“If your story is too small, it’s not a story. It’s just an annoying interruption.”
Seth Godin in All Marketers Tell Stories
We’ve all endured it. We’ve all had a friend who began to tell a story that had no point. It just drags on and on. We’ve experienced the person who starts telling a joke but gets lost somewhere before the punchline. What began as a potentially good story falls flat and becomes an annoyance.
In Seth Godin’s book, All Marketers Tell Stories, he reminds me that all marketing is a story. When we think of a brand, we have a story that comes to mind. Your favorite drink sparks a fond memory. Your favorite restaurant has a story you tell yourself about the quality, the atmosphere, and the service you expect.

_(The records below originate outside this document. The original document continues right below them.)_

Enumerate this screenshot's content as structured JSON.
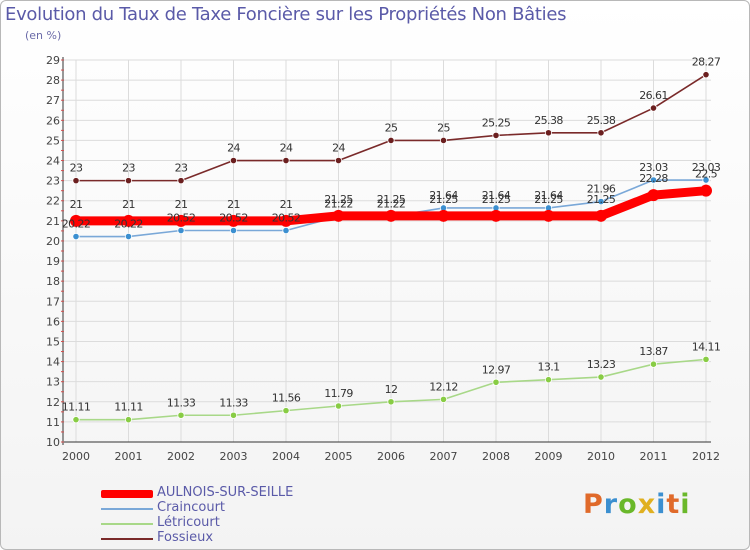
{
  "title": "Evolution du Taux de Taxe Foncière sur les Propriétés Non Bâties",
  "subtitle": "(en %)",
  "logo": {
    "text": "Proxiti",
    "colors": [
      "#e06a2a",
      "#3b8fd0",
      "#6ab82a",
      "#e0b020",
      "#3b8fd0",
      "#e06a2a",
      "#6ab82a"
    ]
  },
  "chart_data": {
    "type": "line",
    "title": "Evolution du Taux de Taxe Foncière sur les Propriétés Non Bâties",
    "ylabel": "(en %)",
    "xlabel": "",
    "categories": [
      "2000",
      "2001",
      "2002",
      "2003",
      "2004",
      "2005",
      "2006",
      "2007",
      "2008",
      "2009",
      "2010",
      "2011",
      "2012"
    ],
    "ylim": [
      10,
      29
    ],
    "yticks": [
      "10",
      "11",
      "12",
      "13",
      "14",
      "15",
      "16",
      "17",
      "18",
      "19",
      "20",
      "21",
      "22",
      "23",
      "24",
      "25",
      "26",
      "27",
      "28",
      "29"
    ],
    "grid": true,
    "series": [
      {
        "name": "Fossieux",
        "color": "#7a2a2a",
        "marker": "#6b1f1f",
        "values": [
          23,
          23,
          23,
          24,
          24,
          24,
          25,
          25,
          25.25,
          25.38,
          25.38,
          26.61,
          28.27
        ],
        "labels": [
          "23",
          "23",
          "23",
          "24",
          "24",
          "24",
          "25",
          "25",
          "25.25",
          "25.38",
          "25.38",
          "26.61",
          "28.27"
        ]
      },
      {
        "name": "Craincourt",
        "color": "#7aa8d8",
        "marker": "#3b8fd0",
        "values": [
          20.22,
          20.22,
          20.52,
          20.52,
          20.52,
          21.22,
          21.22,
          21.64,
          21.64,
          21.64,
          21.96,
          23.03,
          23.03
        ],
        "labels": [
          "20.22",
          "20.22",
          "20.52",
          "20.52",
          "20.52",
          "21.22",
          "21.22",
          "21.64",
          "21.64",
          "21.64",
          "21.96",
          "23.03",
          "23.03"
        ]
      },
      {
        "name": "AULNOIS-SUR-SEILLE",
        "color": "#ff0000",
        "marker": "#ff0000",
        "values": [
          21,
          21,
          21,
          21,
          21,
          21.25,
          21.25,
          21.25,
          21.25,
          21.25,
          21.25,
          22.28,
          22.5
        ],
        "labels": [
          "21",
          "21",
          "21",
          "21",
          "21",
          "21.25",
          "21.25",
          "21.25",
          "21.25",
          "21.25",
          "21.25",
          "22.28",
          "22.5"
        ]
      },
      {
        "name": "Létricourt",
        "color": "#a8d888",
        "marker": "#88cc44",
        "values": [
          11.11,
          11.11,
          11.33,
          11.33,
          11.56,
          11.79,
          12,
          12.12,
          12.97,
          13.1,
          13.23,
          13.87,
          14.11
        ],
        "labels": [
          "11.11",
          "11.11",
          "11.33",
          "11.33",
          "11.56",
          "11.79",
          "12",
          "12.12",
          "12.97",
          "13.1",
          "13.23",
          "13.87",
          "14.11"
        ]
      }
    ]
  },
  "legend": [
    {
      "label": "AULNOIS-SUR-SEILLE",
      "color": "#ff0000"
    },
    {
      "label": "Craincourt",
      "color": "#7aa8d8"
    },
    {
      "label": "Létricourt",
      "color": "#a8d888"
    },
    {
      "label": "Fossieux",
      "color": "#7a2a2a"
    }
  ]
}
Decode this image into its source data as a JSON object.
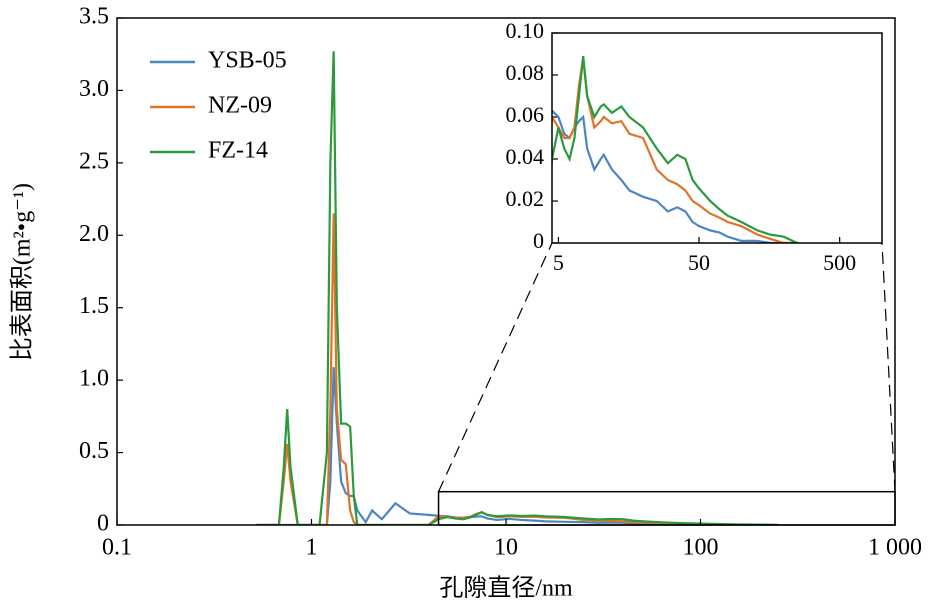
{
  "chart_data": {
    "type": "line",
    "xlabel": "孔隙直径/nm",
    "ylabel": "比表面积(m²•g⁻¹)",
    "xscale": "log",
    "xlim": [
      0.1,
      1000
    ],
    "ylim": [
      0,
      3.5
    ],
    "xticks": [
      0.1,
      1,
      10,
      100,
      {
        "value": 1000,
        "label": "1 000"
      }
    ],
    "yticks": [
      0,
      0.5,
      {
        "value": 1,
        "label": "1.0"
      },
      1.5,
      {
        "value": 2,
        "label": "2.0"
      },
      2.5,
      {
        "value": 3,
        "label": "3.0"
      },
      3.5
    ],
    "legend": "upper left",
    "x": [
      0.52,
      0.68,
      0.72,
      0.75,
      0.78,
      0.85,
      1.1,
      1.2,
      1.25,
      1.3,
      1.35,
      1.42,
      1.5,
      1.58,
      1.65,
      1.72,
      1.9,
      2.05,
      2.3,
      2.7,
      3.2,
      4,
      4.5,
      5,
      5.5,
      6,
      6.5,
      7,
      7.5,
      8,
      9,
      10,
      10.5,
      12,
      14,
      16,
      20,
      25,
      30,
      35,
      40,
      45,
      50,
      60,
      70,
      80,
      100,
      130,
      160,
      200,
      250
    ],
    "series": [
      {
        "name": "YSB-05",
        "color": "#4a86c0",
        "values": [
          0,
          0,
          0,
          0,
          0,
          0,
          0,
          0,
          0.3,
          1.09,
          0.7,
          0.3,
          0.22,
          0.2,
          0.2,
          0.1,
          0.02,
          0.1,
          0.04,
          0.15,
          0.08,
          0.07,
          0.063,
          0.06,
          0.052,
          0.05,
          0.055,
          0.058,
          0.06,
          0.045,
          0.035,
          0.04,
          0.042,
          0.035,
          0.03,
          0.025,
          0.022,
          0.02,
          0.015,
          0.017,
          0.015,
          0.01,
          0.008,
          0.006,
          0.005,
          0.003,
          0.001,
          0.001,
          0,
          0,
          0
        ]
      },
      {
        "name": "NZ-09",
        "color": "#e07328",
        "values": [
          0,
          0,
          0.3,
          0.56,
          0.3,
          0,
          0,
          0,
          0.8,
          2.15,
          0.8,
          0.45,
          0.42,
          0.1,
          0.02,
          0,
          0,
          0,
          0,
          0,
          0,
          0,
          0.06,
          0.055,
          0.05,
          0.05,
          0.055,
          0.075,
          0.088,
          0.07,
          0.055,
          0.058,
          0.06,
          0.057,
          0.058,
          0.052,
          0.05,
          0.035,
          0.03,
          0.028,
          0.025,
          0.02,
          0.018,
          0.014,
          0.012,
          0.01,
          0.008,
          0.004,
          0.002,
          0,
          0
        ]
      },
      {
        "name": "FZ-14",
        "color": "#2a9a3c",
        "values": [
          0,
          0,
          0.4,
          0.8,
          0.4,
          0,
          0,
          0.5,
          2.5,
          3.27,
          1.5,
          0.7,
          0.7,
          0.68,
          0.2,
          0,
          0,
          0,
          0,
          0,
          0,
          0,
          0.04,
          0.055,
          0.045,
          0.04,
          0.05,
          0.07,
          0.089,
          0.07,
          0.06,
          0.065,
          0.066,
          0.062,
          0.065,
          0.06,
          0.055,
          0.045,
          0.038,
          0.042,
          0.04,
          0.03,
          0.026,
          0.02,
          0.016,
          0.013,
          0.01,
          0.006,
          0.004,
          0.003,
          0
        ]
      }
    ],
    "inset": {
      "xscale": "log",
      "xlim": [
        4.5,
        1000
      ],
      "ylim": [
        0,
        0.1
      ],
      "xticks": [
        5,
        50,
        500
      ],
      "yticks": [
        0,
        0.02,
        0.04,
        0.06,
        0.08,
        {
          "value": 0.1,
          "label": "0.10"
        }
      ],
      "zoom_ylim": [
        0,
        0.23
      ]
    }
  }
}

We tell ourselves stories all the time when we shop. We expect this place to be too busy on a weekday evening. We tolerate this store because it has the lowest price. We begin to shop online and shun a store because we find an even better price and we don’t have to endure the crowds. That story of the store you once frequented becomes small because they can’t deliver what you expected anymore. It becomes an annoyance.
We tell ourselves stories every day. What story do people think of when they think about your business? How can you be sure your story doesn’t become too small to delight customers?
Let’s start telling our customers stories that are true, compelling and so good, we have to negotiate the movie rights.